Il y aura bientôt huit ans (beaucoup plus qu’il n’en faut pour faire oublier les plus grands potentats) que M. l’abbé Kerloc’h est descendu dans la tombe et sa mémoire est bénie et le sera longtemps encore dans le diocèse de Quimper. Tous les jours et surtout le dimanche, pauvres et riches vont prier et verser des larmes sur la tombe de ce bon prêtre, le modèle des pasteurs.
Et maintenant, prêtre du Dieu vivant, je te dirai encore une fois,
avant de descendre moi-même dans la tombe, repose en paix sous
l’œil de Dieu et sous la garde de notre mère, la Vierge de Rumengol ; repose en paix, ami fidèle, ta mémoire vivra éternellement :
in memoria æterna erit justus… Mais dans le ciel souviens-toi de
ton vieil ami et de tous ceux que tu as aimés sur la terre.
(4, page 64.) Depuis quelques années, un grand nombre d’hommes de talent et de cœur se sont appliqués à étudier et à apprendre la langue de la vieille Armorique. Parmi eux se distinguent l’abbé Le Joucour, professeur au collège de Plouguernevel ; l’abbé Guitterel, précepteur à Lamballe ; l’abbé Le Mercier, vicaire de Maël-Carhaix ; l’abbé Hingant, auteur d’une grammaire bretonne, chef-d’œuvre de clarté, de précision, de raison et destinée, à notre avis, à faire progresser la langue bretonne par les principes nouveaux qu’elle élucide.

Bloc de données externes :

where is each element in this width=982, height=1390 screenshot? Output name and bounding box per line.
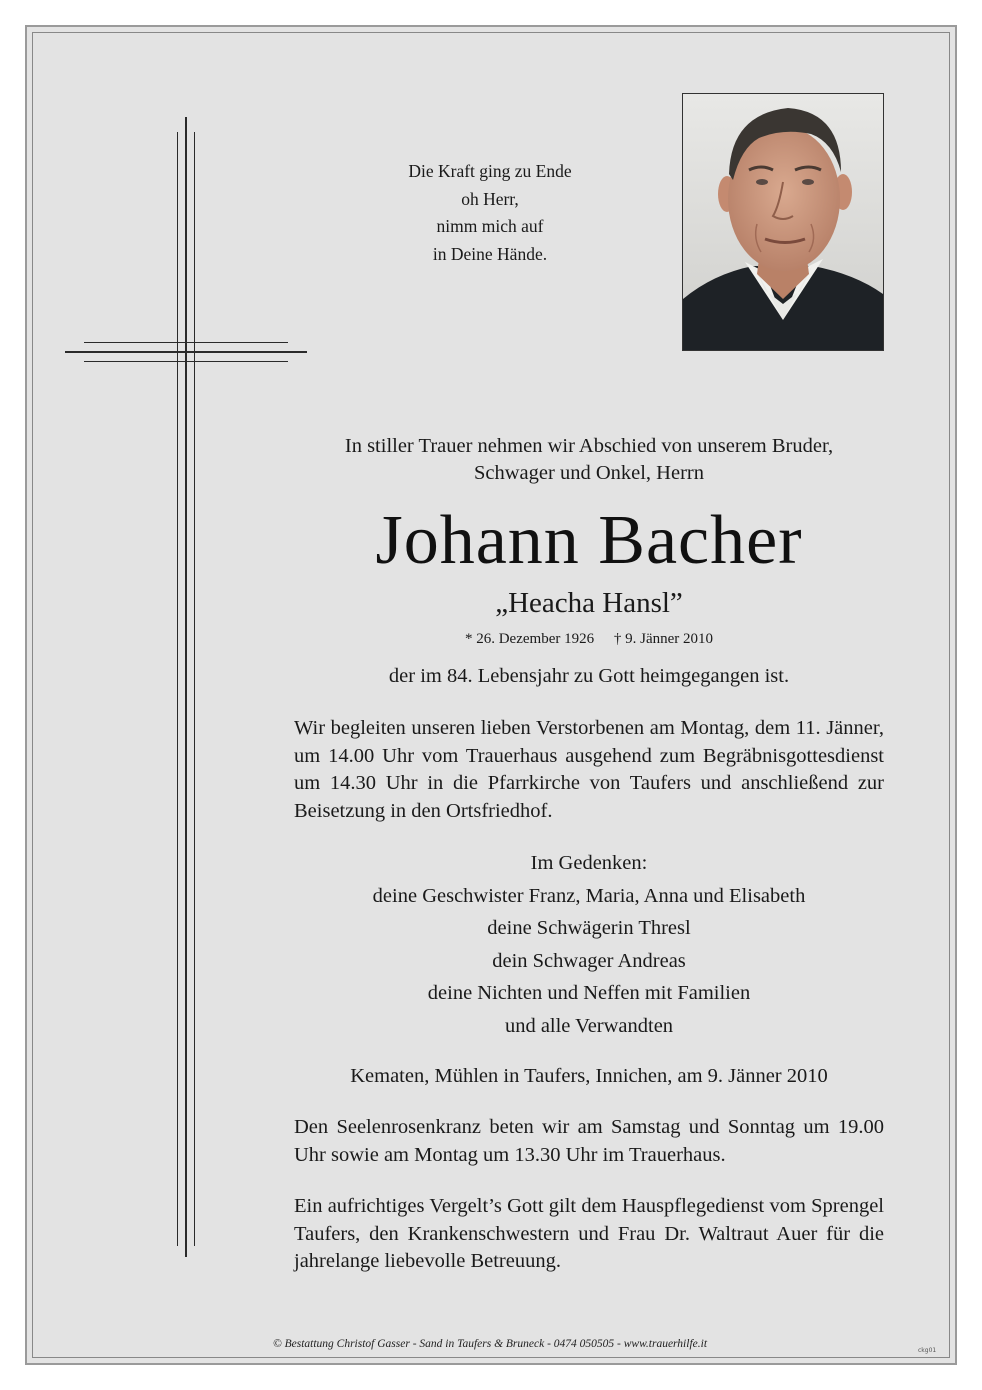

Ces jeunes savants portent haut la bannière de la Bretagne, bannière antique de la foi et de l’honneur, car à l’exemple de leur illustre évêque, ils se sont dit : Le jour où la langue bretonne périra en Bretagne, ce jour-là la foi périra avec elle.
Quand le bon exemple vient de haut, il opère des miracles.
Monseigneur David, dès son entrée dans son diocèse de Saint-Brieuc, s’inspira des paroles de saint Paul et se fit un devoir d’apprendre la langue de ses diocésains. Qu’y a-t-il de plus triste, en effet, qu’un pasteur qui ne connaît pas la langue de ses ouailles ? Mgr Godefroy Saint-Marc, devenu Métropolitain de la Bretagne, voulut aussi étudier la vieille langue de nos pères et, dans ce dessein, il appela près de lui un érudit celtologue, l’abbé Herpain, qui, lui aussi, avait appris le breton par amour pour cette belle langue. Notre illustre Métropolitain, par une heureuse inspiration, tenait à honneur d’être trouvé à même de juger avec connaissance de cause les écrits que des auteurs bretons auraient portés en appel devant son tribunal, et c’est en effet ce qui a eu lieu : la traduction bretonne de l’Imitation de Jésus-Christ a obtenu cet honneur. Honneur donc au généreux Archevêque de Rennes, au savant Évêque de St-Brieuc, honneur aux jeunes bardes de Breiz-Izel, et aussi à leurs aînés qui, depuis plus de trente ans, travaillent à la défense de la foi et au maintien de la langue nationale. Ils ne seront pas oubliés des Bretons les hommes qui s’appellent Le Joubiou, de la Villemarqué, Henry, Troude, Milin, Le Jean, Luzel, Proux ; Daniel, le savant archéologue et recteur de Bulat ; Ch. de Gaulle, le docte linguiste de Vaugirard ; Kémar, le pieux barde et recteur de St-Laurent ; Chatton, curé-doyen de Guingamp ; Vannier, recteur et barde de St-Henvel ; Cabek, recteur de Kavan et auteur des Burzudou ; Le Gall, le satirique recteur de Tressignaux et tant d’autres qui composent le brillant cortège qui marche sur les traces de Le Gonidec, le restaurateur de notre belle langue. Parmi ceux que la mort a moissonnés trop tôt nous ne saurions passer sous silence les disciples les plus fervents du maître ; leur douce mémoire vivra autant que leurs œuvres, chères à tous ceux qui aiment la Bretagne, la langue bretonne et la foi catholique.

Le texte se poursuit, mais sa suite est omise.